Negotiations resumed less than 30 days later when Skydance amended its previous offer.
“From our perspective, this deal is likely slightly worse for Class B holders than the previous deal, but likely still values PARA at ~$13,” wrote KeyBanc analyst Brandon Nispel. “Given what other reports suggest Barry Diller’s IAC is also interested in the NAI and given the schizophrenic nature of previous discussions, we think it is best for investors to simply wait to learn more about the future strategy.”
‘Linear is challenged’
Paramount owns a number of media assets, including CBS, BET, Showtime and MTV, along with its namesake studio business and streaming platform. Skydance has previously collaborated with Paramount on the production of popular film franchises, including “Mission: Impossible,” “Top Gun: Maverick” and “Transformers.”

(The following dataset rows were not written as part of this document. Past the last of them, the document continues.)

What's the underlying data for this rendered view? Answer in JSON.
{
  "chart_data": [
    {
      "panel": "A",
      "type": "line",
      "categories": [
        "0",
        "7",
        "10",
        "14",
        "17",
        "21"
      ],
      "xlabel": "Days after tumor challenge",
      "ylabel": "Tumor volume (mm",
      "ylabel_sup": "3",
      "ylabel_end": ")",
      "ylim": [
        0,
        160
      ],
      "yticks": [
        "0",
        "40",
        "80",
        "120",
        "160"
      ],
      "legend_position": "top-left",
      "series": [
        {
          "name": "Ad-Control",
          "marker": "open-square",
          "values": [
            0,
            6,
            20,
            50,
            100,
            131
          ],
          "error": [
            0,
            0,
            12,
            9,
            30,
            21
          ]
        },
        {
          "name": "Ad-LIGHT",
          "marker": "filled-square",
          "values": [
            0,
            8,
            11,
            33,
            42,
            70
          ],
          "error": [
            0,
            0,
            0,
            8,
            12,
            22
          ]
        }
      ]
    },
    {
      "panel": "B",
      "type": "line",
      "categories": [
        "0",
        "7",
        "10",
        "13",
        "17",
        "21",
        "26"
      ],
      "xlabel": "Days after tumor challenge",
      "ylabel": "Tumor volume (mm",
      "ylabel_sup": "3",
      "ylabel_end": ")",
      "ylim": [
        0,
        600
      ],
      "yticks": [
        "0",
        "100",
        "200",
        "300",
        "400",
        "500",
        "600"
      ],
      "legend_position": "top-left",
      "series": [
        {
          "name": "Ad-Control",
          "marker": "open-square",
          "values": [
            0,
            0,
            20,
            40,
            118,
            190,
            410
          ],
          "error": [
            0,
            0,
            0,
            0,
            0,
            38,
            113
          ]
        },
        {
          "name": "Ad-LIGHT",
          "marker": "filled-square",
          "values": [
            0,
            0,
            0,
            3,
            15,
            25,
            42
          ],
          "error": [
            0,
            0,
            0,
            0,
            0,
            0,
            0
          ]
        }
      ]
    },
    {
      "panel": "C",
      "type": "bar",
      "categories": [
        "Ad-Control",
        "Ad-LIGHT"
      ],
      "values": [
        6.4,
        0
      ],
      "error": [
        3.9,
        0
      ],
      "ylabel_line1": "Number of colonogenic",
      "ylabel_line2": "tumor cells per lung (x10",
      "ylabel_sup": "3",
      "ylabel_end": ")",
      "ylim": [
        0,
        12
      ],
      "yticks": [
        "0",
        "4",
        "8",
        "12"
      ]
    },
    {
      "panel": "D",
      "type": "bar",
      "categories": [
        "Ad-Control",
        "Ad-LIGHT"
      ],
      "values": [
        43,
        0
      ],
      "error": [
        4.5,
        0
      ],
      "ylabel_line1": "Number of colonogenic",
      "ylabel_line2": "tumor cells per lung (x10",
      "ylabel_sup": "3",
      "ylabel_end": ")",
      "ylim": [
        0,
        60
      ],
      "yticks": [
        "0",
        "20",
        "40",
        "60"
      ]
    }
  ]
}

“As a longtime production partner of Paramount, Skydance knows Paramount well and has a clear strategic vision and the resources to take it to the next stage of growth,” Redstone said in a press release.
Skydance, which will be valued at $4.75 billion after the all-stock deal closes, said it will inject $6 billion of cash into Paramount, with $1.5 billion going directly to its debt-laden balance sheet.
The story continues
Skydance CEO David Ellison will become chairman and CEO of the combined company, while former NBCUniversal executive Jeff Shell, who was expelled last year for an “inappropriate relationship” with an employee, will serve as president.
In a conference call Monday morning, the new leadership team laid out its strategic vision for Paramount, which will include $2 billion in cost cuts that will be delivered “very quickly.”
“We love the creative engine of this company. But obviously a big part of the company is in the linear world and we know that linear is challenged and in decline,” Shell said.
“I think a lot of us in the business know that we need to manage these businesses differently as they decline,” he continued, adding that the goal is to focus on generating future cash flow.
Shari Redstone attends the premiere of “Ghost in the Shell” at the AMC Loews Lincoln Square in New York City on March 29, 2017. (Evan Agostini/Invision/AP, File) (Evan Agostini/Invision/AP)
The two sides also agreed to a 45-day “test period” allowing other potential bidders to submit offers.
The deal, expected to close in the first half of 2025, is still subject to regulatory approval. Skydance is widely expected to look to offload non-core assets, such as BET, after the merger is completed.
“One area that remains unclear is how much of the new company Skydance would retain,” Third Bridge analyst Jamie Lumley wrote in a note to clients. “We have heard from our experts for some time that the best strategy for Paramount is to spin off non-core assets.”
The confusion of negotiations has been a hindrance to the company as a whole.
Amid the drama, Paramount announced the departure from CEO Bob Bakish in late April, after he was allegedly at odds with Redstone on the Skydance deal. He was replaced by an “Office of the CEO” consortium made up of three division heads of the company.